= Plasma wave instrument =

A plasma wave instrument (PWI), also known as a plasma wave receiver, is a device capable of detecting vibrations in outer space plasma and transforming them into audible sound waves or air vibrations that can be heard by the human ear. This instrument was pioneered by then-University of Iowa physics professor, Donald Gurnett. Plasma wave instruments are commonly employed on space probes such as GEOTAIL, Polar, Voyager I and II (see Plasma Wave Subsystem), and Cassini–Huygens.

== Operating principle ==
Vibrations in the audible frequency range are perceived by humans when air vibrates against their eardrum. Air, or some other vibrating medium such as water, is essential for sound perception by the human ear. Without a medium to transmit it, the sound produced by a source will not be heard by a human. There is no air in outer space, nor is there any other type of medium capable of transmitting vibrations from a source to a human ear. However, there are sources in outer space that vibrate at frequencies audible to humans if only there were some transmitting medium to carry those vibrations from the source to a human eardrum.

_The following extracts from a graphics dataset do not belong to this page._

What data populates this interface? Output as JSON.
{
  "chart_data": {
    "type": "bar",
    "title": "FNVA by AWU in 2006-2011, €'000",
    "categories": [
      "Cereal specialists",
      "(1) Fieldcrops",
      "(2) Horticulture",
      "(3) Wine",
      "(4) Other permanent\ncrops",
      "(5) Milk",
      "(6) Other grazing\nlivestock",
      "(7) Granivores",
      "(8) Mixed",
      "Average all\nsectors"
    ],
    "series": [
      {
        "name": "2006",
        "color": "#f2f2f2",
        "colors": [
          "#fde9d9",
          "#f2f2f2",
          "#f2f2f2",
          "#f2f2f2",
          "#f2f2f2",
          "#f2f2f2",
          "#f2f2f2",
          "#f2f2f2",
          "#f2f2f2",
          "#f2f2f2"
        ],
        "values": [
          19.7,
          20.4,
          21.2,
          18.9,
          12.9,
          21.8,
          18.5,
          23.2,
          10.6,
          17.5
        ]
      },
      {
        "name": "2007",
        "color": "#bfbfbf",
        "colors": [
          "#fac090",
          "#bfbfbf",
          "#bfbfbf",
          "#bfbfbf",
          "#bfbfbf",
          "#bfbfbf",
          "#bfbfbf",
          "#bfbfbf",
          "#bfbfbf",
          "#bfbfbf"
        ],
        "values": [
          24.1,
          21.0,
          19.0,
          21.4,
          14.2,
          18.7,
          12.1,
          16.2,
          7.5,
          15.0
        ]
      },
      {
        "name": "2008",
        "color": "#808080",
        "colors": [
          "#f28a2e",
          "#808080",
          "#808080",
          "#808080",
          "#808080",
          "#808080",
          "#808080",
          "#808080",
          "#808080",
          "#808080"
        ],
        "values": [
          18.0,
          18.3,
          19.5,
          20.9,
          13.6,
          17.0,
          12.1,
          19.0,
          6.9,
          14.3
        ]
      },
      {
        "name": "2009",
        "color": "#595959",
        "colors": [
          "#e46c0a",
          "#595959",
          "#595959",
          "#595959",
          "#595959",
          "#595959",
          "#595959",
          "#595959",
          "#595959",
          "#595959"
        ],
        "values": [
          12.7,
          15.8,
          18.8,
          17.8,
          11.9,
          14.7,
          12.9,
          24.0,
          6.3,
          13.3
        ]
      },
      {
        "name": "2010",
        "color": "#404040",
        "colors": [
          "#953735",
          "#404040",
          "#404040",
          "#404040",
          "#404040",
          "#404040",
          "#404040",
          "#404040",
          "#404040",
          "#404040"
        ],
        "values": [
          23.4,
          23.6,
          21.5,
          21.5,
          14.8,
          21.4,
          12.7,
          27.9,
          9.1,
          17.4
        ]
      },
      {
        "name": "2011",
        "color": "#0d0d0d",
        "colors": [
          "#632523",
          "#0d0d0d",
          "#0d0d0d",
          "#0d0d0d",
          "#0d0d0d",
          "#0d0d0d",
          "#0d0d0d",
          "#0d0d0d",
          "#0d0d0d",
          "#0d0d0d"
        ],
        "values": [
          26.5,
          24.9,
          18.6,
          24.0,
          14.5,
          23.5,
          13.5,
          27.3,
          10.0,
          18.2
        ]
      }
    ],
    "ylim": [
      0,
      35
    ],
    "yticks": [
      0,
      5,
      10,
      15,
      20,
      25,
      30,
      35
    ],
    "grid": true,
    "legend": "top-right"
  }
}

One such source capable of vibrating at audible frequencies (ranging from 45 to 20,000 vibrations per second) is plasma. Plasma is a collection of charged particles, such as free electrons or ionized gas atoms. Examples of plasma include solar flares, solar wind, neon signs, and fluorescent lamps. Plasma interacts with electrical and magnetic fields in ways that can result in vibrations across various frequencies, including the audible range.

== Other applications ==
The recordings of interplanetary and outer space plasma vibrations, captured by plasma wave instruments, were provided by NASA to composer Terry Riley and Kronos quartet founder David Harrington as inspiration for the composition of "Sun Rings", a 85-minute multimedia piece for a string quartet and choir. "Sun Rings" was performed November 3, 2006, at the Veteran's Auditorium, in Providence, Rhode Island.